My wife doesn't want to make love with me any more. She will have sex but it's always the same: "Don't do that," "Don't touch me there," and "Are you done yet?" She has no problem flirting with the guys at the bar but when we get home, she wants nothing to do with me. Ed
I'm sorry you and your wife have been going through such an unhappy relationship breakdown. I'm sure you're sad, hurt and probably angry with your wife right now, and probably experiencing self-doubts as a result of feeling rejected. Hopefully you and your wife can rescue your marriage and rebuild that mutually-rewarding closeness.

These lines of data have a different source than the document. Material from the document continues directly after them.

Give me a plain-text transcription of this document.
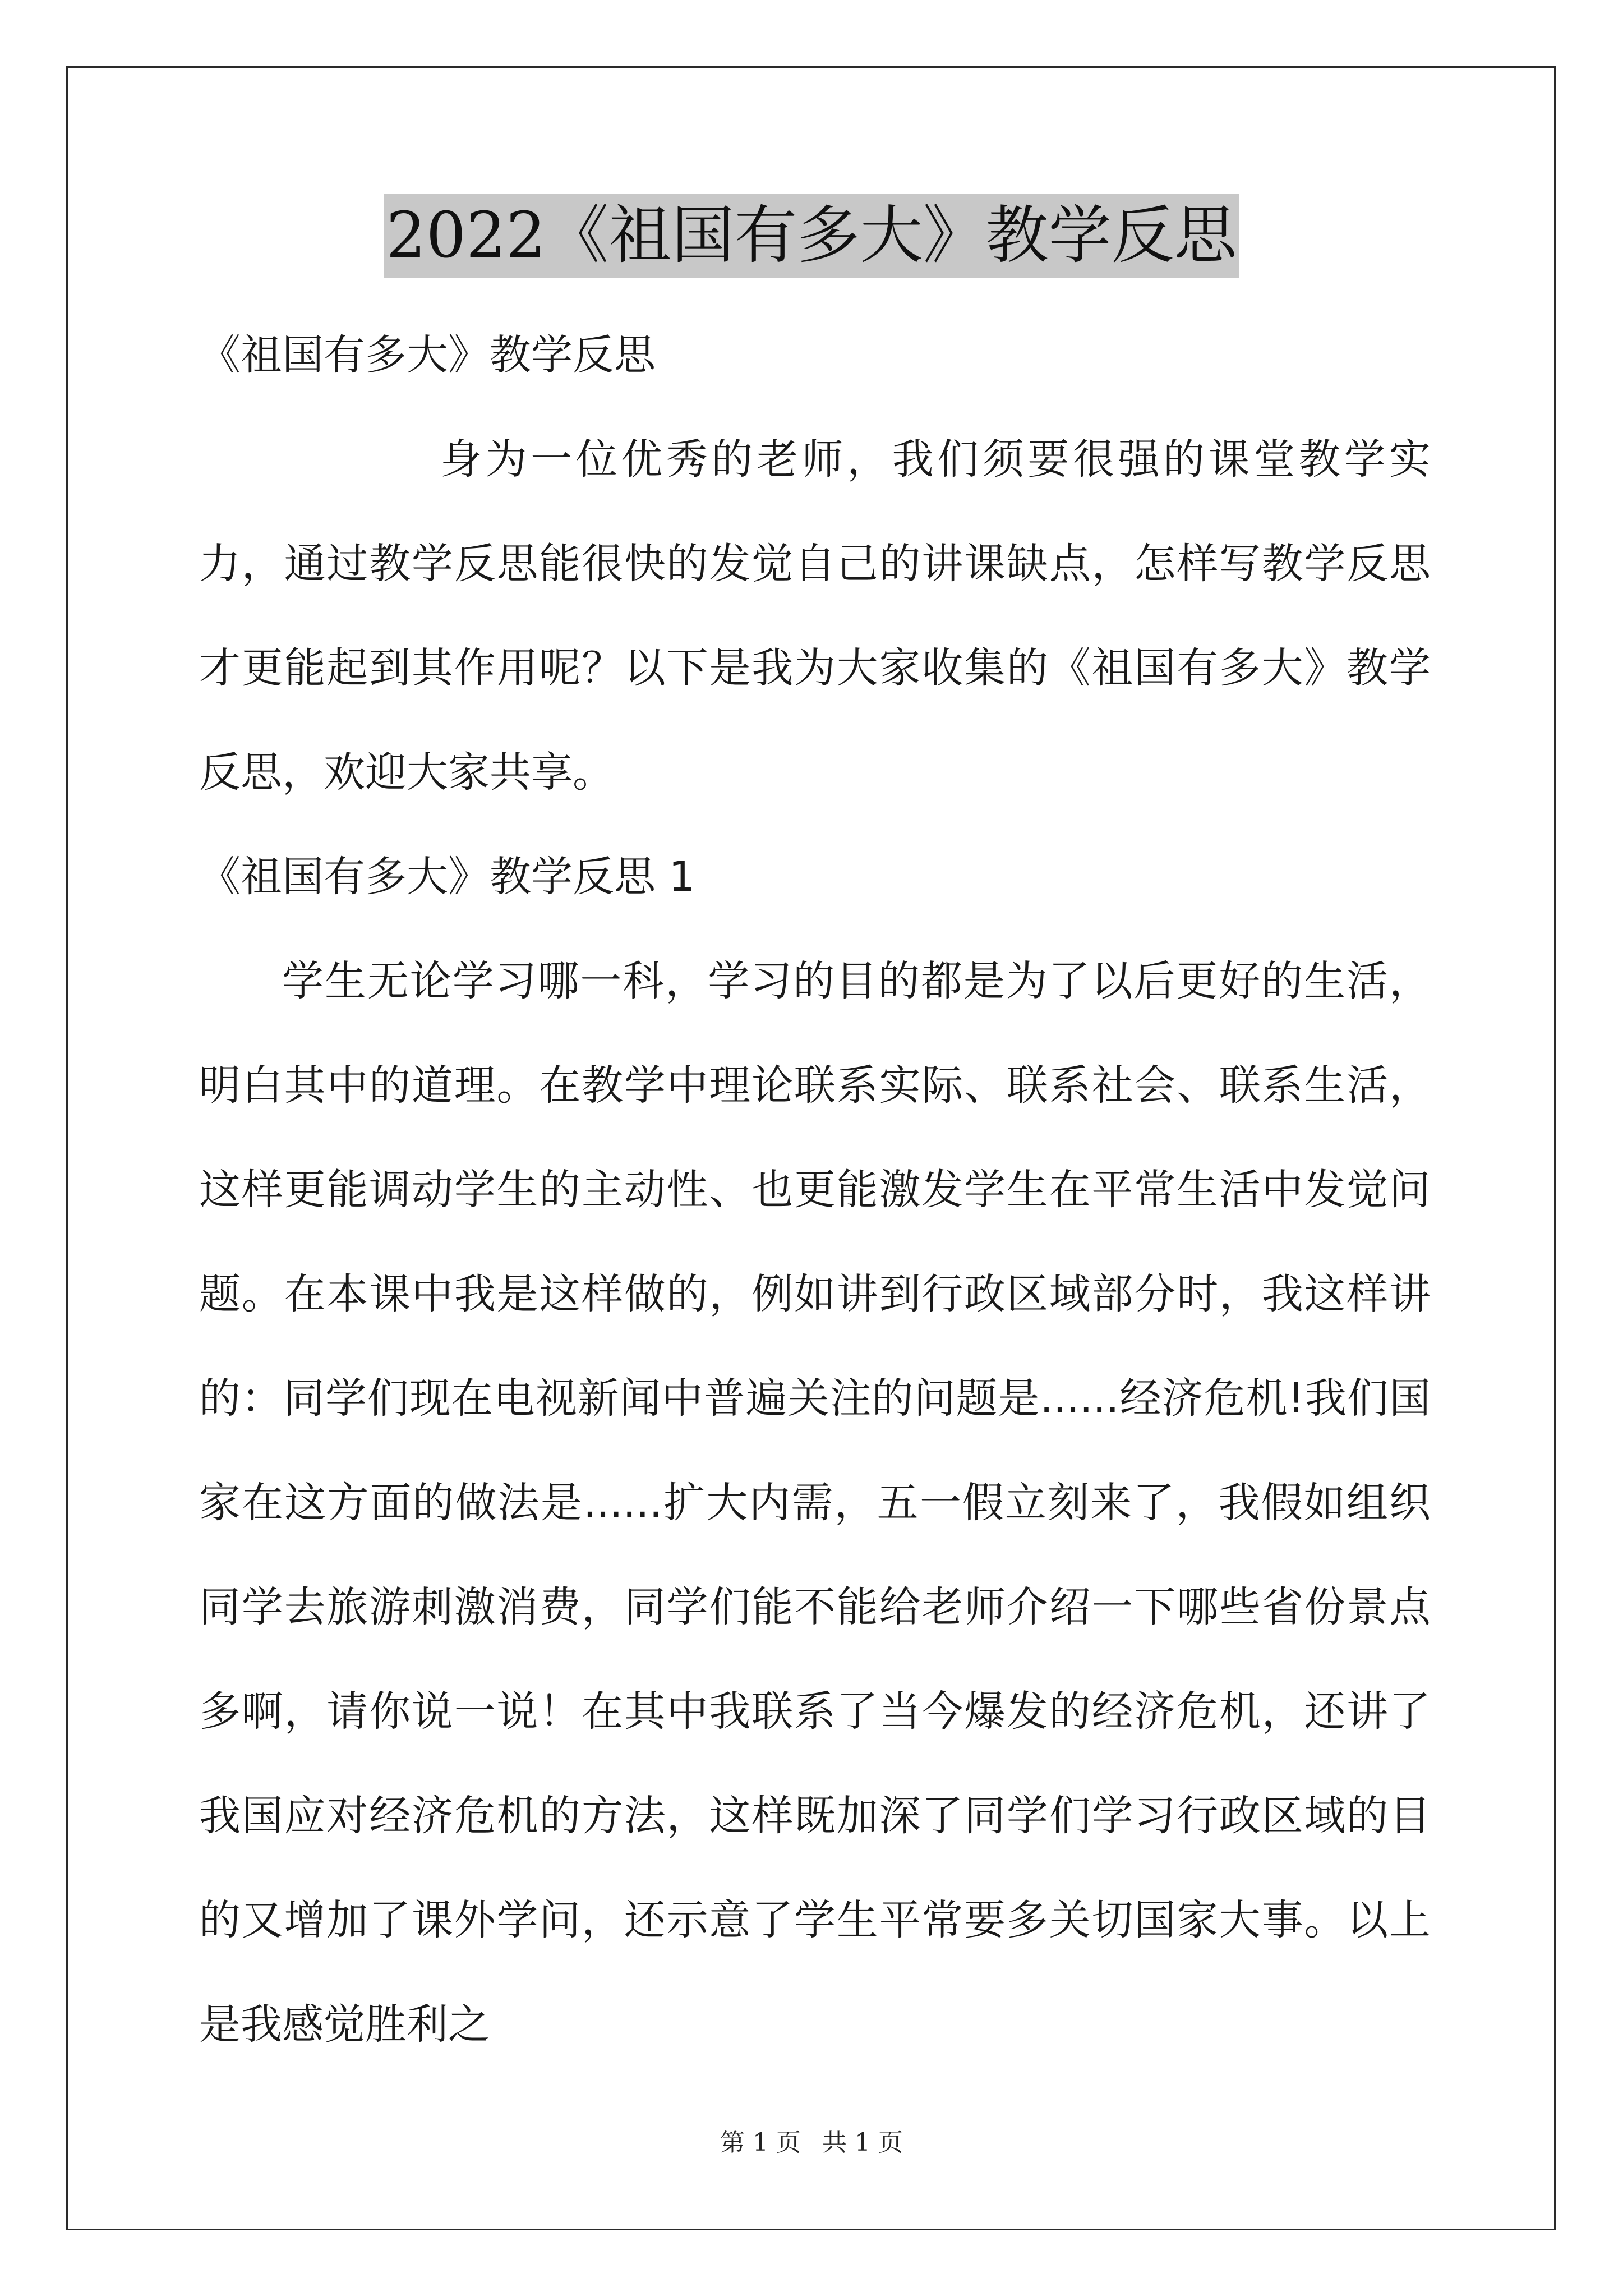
2022《祖国有多大》教学反思

《祖国有多大》教学反思

身为一位优秀的老师，我们须要很强的课堂教学实力，通过教学反思能很快的发觉自己的讲课缺点，怎样写教学反思才更能起到其作用呢？以下是我为大家收集的《祖国有多大》教学反思，欢迎大家共享。

《祖国有多大》教学反思 1

学生无论学习哪一科，学习的目的都是为了以后更好的生活，明白其中的道理。在教学中理论联系实际、联系社会、联系生活，这样更能调动学生的主动性、也更能激发学生在平常生活中发觉问题。在本课中我是这样做的，例如讲到行政区域部分时，我这样讲的：同学们现在电视新闻中普遍关注的问题是......经济危机!我们国家在这方面的做法是......扩大内需，五一假立刻来了，我假如组织同学去旅游刺激消费，同学们能不能给老师介绍一下哪些省份景点多啊，请你说一说！在其中我联系了当今爆发的经济危机，还讲了我国应对经济危机的方法，这样既加深了同学们学习行政区域的目的又增加了课外学问，还示意了学生平常要多关切国家大事。以上是我感觉胜利之

第 1 页 共 1 页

You say your wife's not happy with certain kinds of touch. For sex to be good, it needs to be in ways that both people are happy with. She has the right to say what she does and doesn't want to do with her body or have happen with it. It sounds like you and she need to discuss your and her needs and preferences so you can decide together what you both will and won't do. That way you both stand the best chance of returning to mutual pleasure and expressions of intimate love and respect. For further ideas about mutual pleasure you might both work through Alex Comfort's classix The Joy Of Sex.
But people tend to get out of the bedroom what they put into the rest of their time together. Sadly in general men feel closer and more ready for intimacy after sex while women need the closeness in order to want and enjoy lovemaking. You say your wife doesn't pay you attention. Have you asked her what she needs in order to feel loved and valued? Sometimes that might be more affectionate greetings like a hug and a kiss on meeting and parting. Sometimes it's more interest in her as a person and as a friend. Sometimes it's more help with the chores or the bills. You can't change her and she can't change you. The only person you can change is yourself. By doing some things differently, by listening as well as talking, by sharing her feelings as well as your own, you can invite but not compel different behaviours from her.
And I do wonder about the unstated anger you must feel when she flirts with other guys but more or less blanks you. Why does she do it? She's obviously not feeling very valued or loved with you. Therefore she's engaging in harmless flirtations to invite some positive attention so she can feel better about herself, don't you think? And don't forget, flirting isn't necessarily a sexual invitation. Mostly it's just a bit of harmless fun that massages the ego of both parties with no further commitment. If she's already feeling hurt and unvalued by you and you tell her off for flirting, she's going to feel more hurt, more unvalued and more likely to look to someone else for attention, don't you think?
I do hope you and she will start remembering just what it is you love about each other. I hope you'll both show each other more kindness and affection, which may well start with you doing something loving and romantic. Once you've both re-established that intimacy with words and gestures, and when you both feel more understood, I'm sure your love will reignite. If you need help in re-establishing that connection and communication, why not invite her to couples counselling?
I wish you and your wife good love. But only the two of you can decide whether that will be with each other. Good luck.